Thursday, April 29, 2010

A Girl in a MIllion--Discussion Thread

  • Similar names. I have always maintained that the one thing stopping me from really diving into classic Russian literature are the names. When reading, my brain does a little short-hand and will read the following sentence (Pyotr Pyotrovsky and Petya Pyotrslav visited St. Petersburg...) thus: P.P and P.P visited St. P's... See. It doesn't really work. The names are long and difficult (for me--I have no ear for them) and are a little too similar to make 700 pages (Boy, the Russian classicists weren't brief, were they?) a comfortable slog. And it really is a shame because with some Brocks and Tiffanys and Georges sprinkled in there, I think I could manage it. Anyway, Neels does this a teeny tiny bit when she names our hero Marius van Houben and his tiny relative Marc van Houben. (mentally, that's M. vH. and M. vH.) Also, our heroine is Caroline and Marius's cousin is Corinna...C. and C. (--shoot.
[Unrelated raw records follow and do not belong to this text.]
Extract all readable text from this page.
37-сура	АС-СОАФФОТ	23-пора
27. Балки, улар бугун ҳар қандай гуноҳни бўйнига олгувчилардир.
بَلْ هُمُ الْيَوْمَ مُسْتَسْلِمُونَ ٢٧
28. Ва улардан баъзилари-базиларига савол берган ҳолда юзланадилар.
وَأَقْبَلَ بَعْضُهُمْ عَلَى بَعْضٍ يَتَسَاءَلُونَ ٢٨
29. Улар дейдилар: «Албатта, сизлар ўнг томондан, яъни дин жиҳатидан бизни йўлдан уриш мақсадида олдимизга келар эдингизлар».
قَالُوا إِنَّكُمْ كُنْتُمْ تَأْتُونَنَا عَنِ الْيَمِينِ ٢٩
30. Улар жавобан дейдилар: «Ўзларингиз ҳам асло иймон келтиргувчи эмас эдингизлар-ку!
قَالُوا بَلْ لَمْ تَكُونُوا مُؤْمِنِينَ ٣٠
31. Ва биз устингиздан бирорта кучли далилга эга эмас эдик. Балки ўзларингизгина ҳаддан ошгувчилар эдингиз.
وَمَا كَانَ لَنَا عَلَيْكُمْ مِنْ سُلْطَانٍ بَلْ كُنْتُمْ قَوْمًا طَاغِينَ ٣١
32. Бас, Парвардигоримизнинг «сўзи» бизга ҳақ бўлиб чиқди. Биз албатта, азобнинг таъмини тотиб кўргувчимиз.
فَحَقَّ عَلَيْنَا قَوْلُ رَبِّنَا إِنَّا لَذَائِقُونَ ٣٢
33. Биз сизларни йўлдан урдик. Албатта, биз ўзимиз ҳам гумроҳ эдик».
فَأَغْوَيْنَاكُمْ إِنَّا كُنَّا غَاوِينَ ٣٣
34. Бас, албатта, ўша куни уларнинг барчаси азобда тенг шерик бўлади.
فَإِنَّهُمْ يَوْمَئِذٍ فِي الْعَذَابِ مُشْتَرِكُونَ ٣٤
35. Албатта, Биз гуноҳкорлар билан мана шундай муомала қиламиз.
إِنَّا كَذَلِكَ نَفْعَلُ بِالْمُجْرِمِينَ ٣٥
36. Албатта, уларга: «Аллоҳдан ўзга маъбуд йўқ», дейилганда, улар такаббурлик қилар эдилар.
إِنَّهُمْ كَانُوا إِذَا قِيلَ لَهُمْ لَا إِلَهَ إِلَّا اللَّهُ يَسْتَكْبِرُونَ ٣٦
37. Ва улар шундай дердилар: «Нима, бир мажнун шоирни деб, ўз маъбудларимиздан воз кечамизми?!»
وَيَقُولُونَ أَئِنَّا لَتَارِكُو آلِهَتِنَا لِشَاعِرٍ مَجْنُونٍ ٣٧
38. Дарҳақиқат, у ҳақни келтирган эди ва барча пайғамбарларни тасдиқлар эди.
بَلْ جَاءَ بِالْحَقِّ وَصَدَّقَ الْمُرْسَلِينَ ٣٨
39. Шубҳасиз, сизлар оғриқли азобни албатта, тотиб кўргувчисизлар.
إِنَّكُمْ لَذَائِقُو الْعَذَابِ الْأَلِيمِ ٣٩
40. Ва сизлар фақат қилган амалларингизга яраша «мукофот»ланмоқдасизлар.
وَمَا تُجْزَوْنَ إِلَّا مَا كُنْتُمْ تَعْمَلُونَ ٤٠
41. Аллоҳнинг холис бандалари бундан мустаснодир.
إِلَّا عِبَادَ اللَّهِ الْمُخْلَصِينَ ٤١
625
Velvet Elvis is singing in my head now.) Would it be too, too OCD if I took a bottle of white-out and renamed everybody? [Betty Debbie] Thank you. This is a pet peeve of mine - having characters with names that are similar.
  • When Marc gets out of hospital they take him on the airplane to Holland, then an ambulance from the airport to home. An ambulance? Was there no great, socking Bentley at hand?
  • I owe my increasing respect for the work of anesthesiologists to The Venerable Neels. I don't think I even gave them a thought before Betty and if I did, I certainly didn't think it required any particular skills to put someone under--securing masks and counting backwards from 10 figured highly on my list of must-haves. Foolish Betty Keira. Marius is an anesthesiologist and good thing too or little Marc might have not made it. I'm still a little sketchy as to why the doping made all the difference but I'll take Betty's word for it that the scalpel and knife were secondary considerations to his successful surgery. My own four births (happily drugged) should have taught me that it is more an art than a science. I'm all in favor of good anesthesiologists - a good one makes the pain disappear...a bad one doesn't. I've been fortunate enough to have some very good experiences with anesthesiologists (except for the unfortunate incident of setting my broken wrist while only having "conscious sedation")
  • One of the most charming bits in A Girl in a Million is the pretty, rustic summer-house that swivels towards the sun or shade. First question: What kind of ball bearing system do they have on that thing? Does it rust over winter? Does it just take a little squirt of WD-40 to get it ship-shape again? Second Question: Where on earth did Betty find one? Can you order them in a kit? What's the confirmation number on my order? When can I expect it to arrive?
  • But seriously, the only large scale thing I can relate it to is the revolving restaurant at the top of the Space Needle.
  • What a week for measles. This time Caroline catches them from a Cas patient. She had them as a young child (light case). I thought it was like chicken pox--once you've had it you're immunized. But come to that, I've had chicken pox twice...the second time was in middle school all over my face and head...because the universe wasn't satisfied with giving me head gear and glasses. The Great Betty usually has characters suffer them at home--which makes sense as the infection rate is around 90% if you've never had them before. But this time, Caro is on a ward for two weeks. I wonder how many theoretical Women's Medical patients had to suffer just so Betty could have an excuse to have Marius send Caro flowers. A Girl in a Million was written in prevalent were measles in the UK then?
  • Robert the Red Herring tells Caroline that no one will be upset if he takes her out, "I'm engaged to a girl in Birmingham...She wouldn't mind me being friendly with you." Of all the dirty cracks...Don't do me any favors, buddy. Ditto.

1 comment:

  1. Even though the plot of this book is a bit forgettable, I remember this book because of the hovering red ball on the cover of my edition (Best of BN). That hovering red ball has always struck me as odd - therefore, memorable. There is a scene in the book where a ball is being tossed - I'm sure that is the direct reference. Perhaps there is a double meaning...the red ball standing for the red Koplik's Spots?